Menghabiskan malam 1 Ramadan di Shibuya juga terasa sama seperti di Jakarta. Sama-sama tempat yang heterogen. Ada yang puasa, ada yang tidak. Ada yang minum minuman keras, ada yang tidak. Di tempat heterogen, semuanya boleh ada. Dalam bahasa Inggris disebut co-exist.
Pada kawasan industri lendir di daerah Shinjuku bahkan terdapat sebuah masjid. Itulah co-exist tadi. Yang mau cari hiburan sampai berlendir, silakan. Yang mau ibadah, silakan. Jangan saling mengganggu.
Apakah itu tidak mengganggu kesucian masjid?
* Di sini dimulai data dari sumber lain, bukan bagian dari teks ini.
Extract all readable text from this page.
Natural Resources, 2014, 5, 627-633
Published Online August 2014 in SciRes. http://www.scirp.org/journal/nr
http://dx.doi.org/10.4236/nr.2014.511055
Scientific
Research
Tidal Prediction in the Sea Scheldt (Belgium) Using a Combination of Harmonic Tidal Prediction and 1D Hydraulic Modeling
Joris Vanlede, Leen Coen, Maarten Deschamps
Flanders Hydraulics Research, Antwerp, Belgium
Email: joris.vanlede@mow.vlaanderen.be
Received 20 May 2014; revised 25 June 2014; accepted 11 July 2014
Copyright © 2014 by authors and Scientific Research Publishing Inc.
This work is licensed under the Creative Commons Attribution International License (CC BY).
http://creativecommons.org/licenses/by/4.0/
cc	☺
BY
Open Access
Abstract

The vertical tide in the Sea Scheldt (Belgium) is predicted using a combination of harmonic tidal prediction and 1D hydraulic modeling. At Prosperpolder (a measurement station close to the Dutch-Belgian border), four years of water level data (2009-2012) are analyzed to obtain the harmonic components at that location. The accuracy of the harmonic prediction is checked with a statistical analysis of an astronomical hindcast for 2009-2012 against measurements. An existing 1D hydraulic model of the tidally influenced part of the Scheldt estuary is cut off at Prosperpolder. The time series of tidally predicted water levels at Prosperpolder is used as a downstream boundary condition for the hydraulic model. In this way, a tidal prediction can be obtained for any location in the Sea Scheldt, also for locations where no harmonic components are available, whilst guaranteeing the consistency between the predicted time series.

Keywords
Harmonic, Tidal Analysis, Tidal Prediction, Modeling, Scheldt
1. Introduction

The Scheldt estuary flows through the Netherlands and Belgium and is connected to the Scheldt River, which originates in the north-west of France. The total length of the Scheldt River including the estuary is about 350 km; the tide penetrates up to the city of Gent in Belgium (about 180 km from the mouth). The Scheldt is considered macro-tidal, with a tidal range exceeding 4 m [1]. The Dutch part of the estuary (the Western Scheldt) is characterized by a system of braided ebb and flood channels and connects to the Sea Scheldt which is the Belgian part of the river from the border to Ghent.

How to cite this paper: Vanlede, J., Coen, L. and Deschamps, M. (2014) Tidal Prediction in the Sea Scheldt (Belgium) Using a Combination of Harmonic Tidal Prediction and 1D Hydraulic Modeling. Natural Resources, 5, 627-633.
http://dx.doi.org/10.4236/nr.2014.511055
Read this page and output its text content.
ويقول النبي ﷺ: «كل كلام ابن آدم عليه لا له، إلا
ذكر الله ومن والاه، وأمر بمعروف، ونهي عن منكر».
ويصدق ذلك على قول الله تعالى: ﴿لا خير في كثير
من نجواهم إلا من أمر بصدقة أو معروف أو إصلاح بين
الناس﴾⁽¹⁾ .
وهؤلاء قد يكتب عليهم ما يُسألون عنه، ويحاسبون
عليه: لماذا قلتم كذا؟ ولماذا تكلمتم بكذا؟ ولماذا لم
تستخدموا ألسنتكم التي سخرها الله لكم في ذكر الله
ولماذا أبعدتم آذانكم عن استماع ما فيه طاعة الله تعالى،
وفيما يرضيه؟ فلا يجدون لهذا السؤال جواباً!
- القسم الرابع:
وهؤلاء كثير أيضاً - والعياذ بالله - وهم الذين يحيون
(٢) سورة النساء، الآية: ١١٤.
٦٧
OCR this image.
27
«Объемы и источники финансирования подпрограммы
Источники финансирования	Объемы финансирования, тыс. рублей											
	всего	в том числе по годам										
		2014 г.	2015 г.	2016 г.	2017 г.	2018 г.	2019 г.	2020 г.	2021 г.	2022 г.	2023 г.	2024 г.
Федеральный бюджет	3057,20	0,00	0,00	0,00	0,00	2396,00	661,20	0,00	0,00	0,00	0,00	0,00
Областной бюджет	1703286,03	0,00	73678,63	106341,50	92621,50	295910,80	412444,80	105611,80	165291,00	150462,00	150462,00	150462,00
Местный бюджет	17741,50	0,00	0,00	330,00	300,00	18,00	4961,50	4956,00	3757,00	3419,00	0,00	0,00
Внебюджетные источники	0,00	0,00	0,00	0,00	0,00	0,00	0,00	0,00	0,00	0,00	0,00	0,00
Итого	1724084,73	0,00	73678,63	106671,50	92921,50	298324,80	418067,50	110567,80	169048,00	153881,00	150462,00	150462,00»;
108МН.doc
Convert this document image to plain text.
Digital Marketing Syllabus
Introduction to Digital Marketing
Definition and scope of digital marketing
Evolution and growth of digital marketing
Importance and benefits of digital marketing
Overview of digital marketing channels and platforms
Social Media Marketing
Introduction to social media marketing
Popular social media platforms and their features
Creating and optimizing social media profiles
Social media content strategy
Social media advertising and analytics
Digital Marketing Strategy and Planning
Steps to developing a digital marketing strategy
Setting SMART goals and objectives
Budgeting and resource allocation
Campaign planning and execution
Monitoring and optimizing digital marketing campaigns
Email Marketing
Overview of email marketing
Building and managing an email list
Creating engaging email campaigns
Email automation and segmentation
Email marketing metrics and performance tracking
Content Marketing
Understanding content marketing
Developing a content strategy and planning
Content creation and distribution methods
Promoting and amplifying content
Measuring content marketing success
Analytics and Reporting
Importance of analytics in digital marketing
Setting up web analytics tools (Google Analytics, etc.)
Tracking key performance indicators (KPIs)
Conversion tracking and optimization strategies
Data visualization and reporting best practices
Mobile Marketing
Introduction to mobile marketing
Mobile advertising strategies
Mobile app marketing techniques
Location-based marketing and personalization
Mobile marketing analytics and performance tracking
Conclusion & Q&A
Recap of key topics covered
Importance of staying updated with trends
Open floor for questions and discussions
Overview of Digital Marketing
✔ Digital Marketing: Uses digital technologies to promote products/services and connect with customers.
Tidak. Yang akan mengganggu adalah apabila kamu, ya kamu, sehabis salat di masjid lalu mampir ke tempat berlendir atau sebaliknya, sehabis mengeluarkan lendir lalu masuk masjid. Dua amaliah yang berbeda 180 derajat itu tidak boleh co-exist dalam dirimu.
Seputar berbagai larangan untuk menghormati orang yang berpuasa, ada beberapa kekonyolan Jakarta dan kota-kota besar di Indonesia.
Misal, selama puasa, panti pijat harus tutup. Bukankah itu menegaskan bahwa panti pijat itu selama bulan bukan Ramadan adalah tempat pelacuran, bukan panti pijat? Selama 11 bulan dalam setahun, mereka boleh beroperasi dengan melanggar izin yang diberikan pemerintah. Kita diam-diam mengakui itu.
Kenapa harus tutup selama Ramadan? Ya, tutupnya tempat-tempat itu adalah pernyataan tersirat bahwa banyak dari kita yang sebenarnya menjalankan amal-amal yang berlawanan tadi secara co-exist. Ibadah jalan, maksiat juga jalan. Cuma, selama bulan puasa ini ya istirahat dululah maksiatnya. Nanti kalau sudah lebaran, tancap lagi. Atau kita menjadikan Ramadan sebagai musim ibadah. Ibadahnya ya cuma selama Ramadan.
Sebagaimana tetap bukanya kedai-kedai minum, tak ada orang yang peduli kalau kita puasa di Tokyo. Jangankan peduli, tahu juga tidak. Mereka makan dan minum seperti biasa. Karena ini Tokyo? Tidak juga. Di Jakarta juga begitu. Banyak orang tidak puasa, baik karena mereka bukan muslim, juga karena mereka muslim yang tidak mau berpuasa. Mereka boleh makan dan minum, tanpa kita perlu meminta penghormatan. Yaelah, puasa aja minta dihormati. Masih ngiler kalau lagi puasa melihat orang makan? Emang umurmu berapa sih?